Cette prise de parole aura-t-elle pour effet de briser le sentiment de peur qui empêche les actrices françaises – et a fortiori toutes les victimes – de dénoncer publiquement leurs agresseurs, comme aux États-Unis ? Libération compte dessus : « Adèle Haenel à l’avant-garde d’un #MeToo du cinéma français », titre le quotidien. De son côté, Le Point rapporte les propos du producteur Marc Missonnier, vice-président de l’Union des producteurs de cinéma (UPC): « Si effectivement son initiative peut contribuer à ce que des inhibitions sautent, ou à ce que des peurs soient dépassées pour que des gens parlent, ce serait formidable. Mais est-ce que ce sera le cas ? Je ne sais pas du tout. » Plusieurs personnalités françaises ont d’ailleurs annoncé publiquement leur soutien à l’actrice, notamment Marion Cotillard sur Instagram : « Chère Adèle, Tu marques l’histoire. L’histoire de cette révolution libératrice.

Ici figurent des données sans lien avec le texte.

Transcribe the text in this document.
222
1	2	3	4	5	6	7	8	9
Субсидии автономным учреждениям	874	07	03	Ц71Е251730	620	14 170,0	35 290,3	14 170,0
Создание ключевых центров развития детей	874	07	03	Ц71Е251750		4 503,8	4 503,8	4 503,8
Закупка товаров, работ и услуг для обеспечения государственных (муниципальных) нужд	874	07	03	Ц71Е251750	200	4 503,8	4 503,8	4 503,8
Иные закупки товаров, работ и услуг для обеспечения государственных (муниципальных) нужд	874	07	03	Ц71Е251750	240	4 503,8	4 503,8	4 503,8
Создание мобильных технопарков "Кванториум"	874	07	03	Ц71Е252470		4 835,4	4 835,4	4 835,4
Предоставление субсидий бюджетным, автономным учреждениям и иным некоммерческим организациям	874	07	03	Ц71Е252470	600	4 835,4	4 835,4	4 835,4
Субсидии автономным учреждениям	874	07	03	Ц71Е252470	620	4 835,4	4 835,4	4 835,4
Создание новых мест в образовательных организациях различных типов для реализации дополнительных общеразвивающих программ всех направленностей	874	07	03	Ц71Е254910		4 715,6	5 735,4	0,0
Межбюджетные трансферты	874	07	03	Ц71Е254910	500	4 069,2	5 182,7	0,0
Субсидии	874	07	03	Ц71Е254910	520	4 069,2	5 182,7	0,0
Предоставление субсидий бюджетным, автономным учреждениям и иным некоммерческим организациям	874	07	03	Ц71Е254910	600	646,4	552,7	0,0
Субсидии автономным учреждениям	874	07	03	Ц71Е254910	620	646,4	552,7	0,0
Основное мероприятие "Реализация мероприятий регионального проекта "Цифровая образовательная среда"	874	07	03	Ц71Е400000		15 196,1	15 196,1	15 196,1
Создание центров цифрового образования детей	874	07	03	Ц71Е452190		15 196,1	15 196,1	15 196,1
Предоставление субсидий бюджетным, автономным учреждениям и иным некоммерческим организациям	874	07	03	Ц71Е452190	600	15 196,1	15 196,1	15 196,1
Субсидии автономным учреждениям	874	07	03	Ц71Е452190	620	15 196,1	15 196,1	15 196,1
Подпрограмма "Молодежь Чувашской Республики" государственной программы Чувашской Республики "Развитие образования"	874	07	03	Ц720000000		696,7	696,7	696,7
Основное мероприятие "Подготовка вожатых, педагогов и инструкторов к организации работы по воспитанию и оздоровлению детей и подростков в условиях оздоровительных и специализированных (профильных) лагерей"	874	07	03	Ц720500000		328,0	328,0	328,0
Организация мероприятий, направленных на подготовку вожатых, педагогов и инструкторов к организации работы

Notre histoire et celle de nos enfants. J’ai une gratitude infinie envers toi. » Mais aussi Flavie Flament (« Aujourd’hui, Adèle a arraché le bâillon qui la muselait depuis si longtemps.
Pour remettre le monde à l’endroit ») qui a accusé en 2016 le photographe David Hamilton de l’avoir violée alors qu’elle avait 13 ans, ainsi que la journaliste Sophie Fontanel (« Par votre façon de vous exprimer, vous allez peut-être réussir à libérer ce qui est encore cadenassé : la parole des hommes ») la dessinatrice Pénélope Bagieu et Julie Gayet.
Reste que l’actrice a clairement indiqué qu’elle ne souhaitait pas porter plainte (« Je n’ai jamais pensé à la justice car il y a une violence systémique qui est faite aux femmes dans le système judiciaire. Je crois en la justice mais elle doit se remettre en question pour être représentative de la société », a-t-elle expliqué sur le plateau de Mediapart Live), l’AFP vient de rapporter que le parquet de Paris ouvrait une enquête préliminaire pour « des chefs d’ »agressions sexuelles » sur mineure de moins de 15 ans « par personne ayant autorité » et de « harcèlement sexuel » ». En France, le procureur de la République peut enclencher un traitement judiciaire sans avoir besoin de la plainte de la victime s’il décide, au vu des éléments connus, qu’une enquête est nécessaire.